Author(s): Colm Toibin
In his essay on Tennessee Williams, Colm Toibin reveals an artist profoundly tormented by his sister's mental illness. Through the relationship between W.B. Yeats and his father, Toibin examines a world of family relations, and in Roddy Doyle's writing on his parents illuminates an Ireland reinvented. From John Cheever's journals Toibin makes flesh this darkly comic misanthrope and his intimates. "Educating an intellectual woman," Cheever remarked, "is like letting a rattlesnake into the house." In pieces that range from the importance of aunts (and the death of parents) in the English nineteenth-century novel to the relationship between fathers and sons in the writing of James Baldwin and Barack Obama, Colm Toibin illuminates not only the intimate connections between writers and their families but also articulates, with a rare tenderness and wit, the great joy of reading their work.

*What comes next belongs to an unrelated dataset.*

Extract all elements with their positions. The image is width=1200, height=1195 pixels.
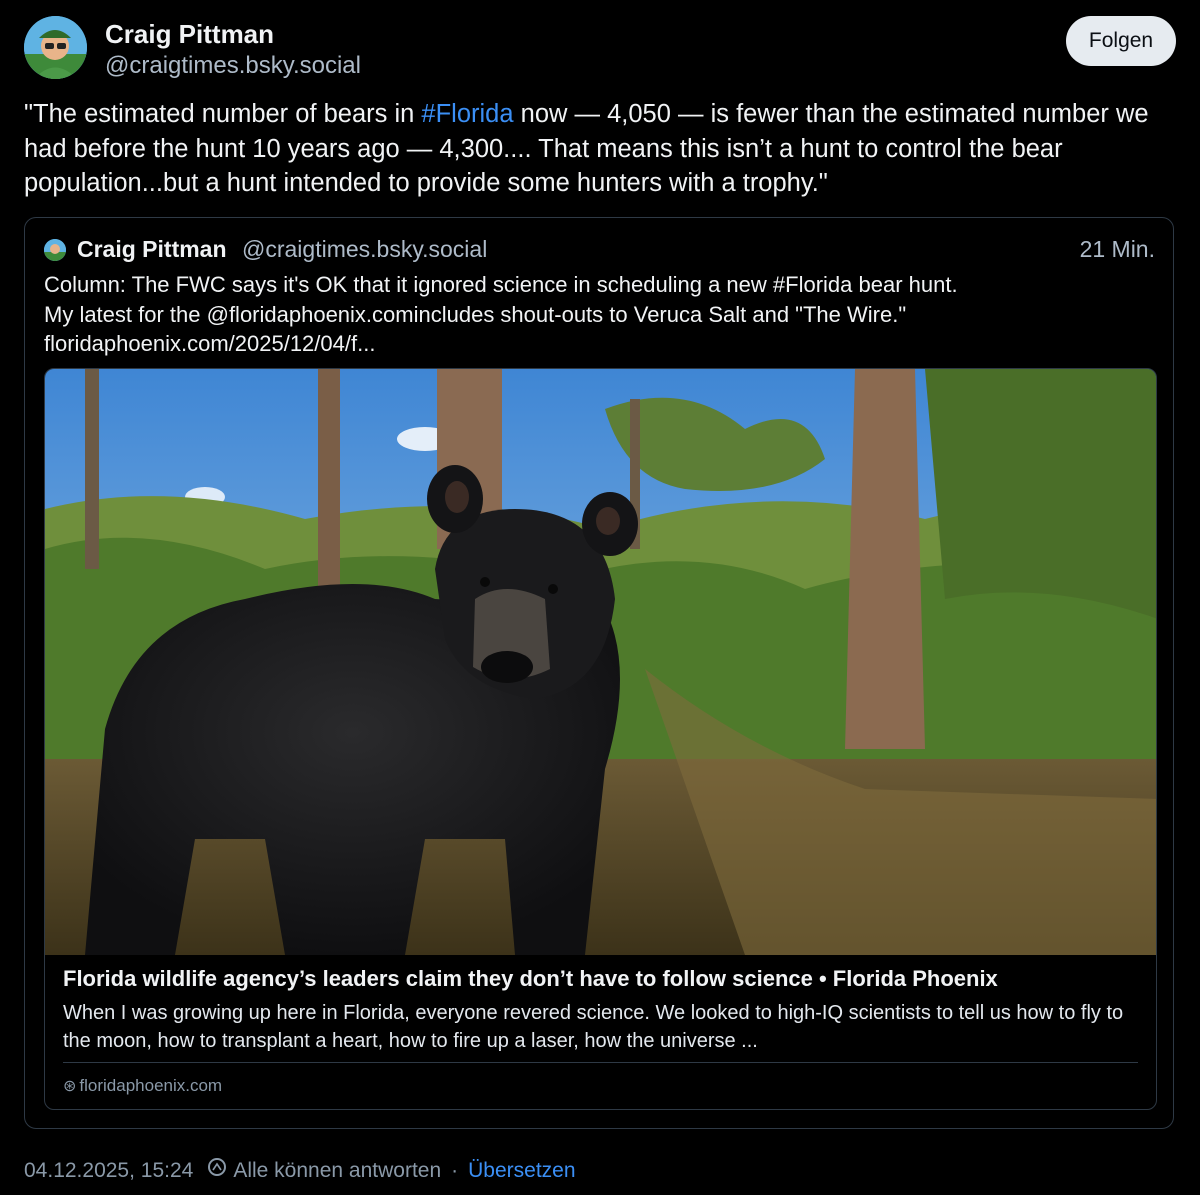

Colm Toibin was born in Ireland in 1955. He is the author of six previous novels, collections of short stories (Mothers and Sons, and The Empty Family) and many works of non-fiction. He has twice been shortlisted for the Man Booker Prize for The Blackwater Lightship (1999) and The Master (2004), and longlisted for Brooklyn. The Master won The International IMPAC Dublin Literary Award (2006), and Brooklyn won the Costa Novel Award. He currently lives in Dublin.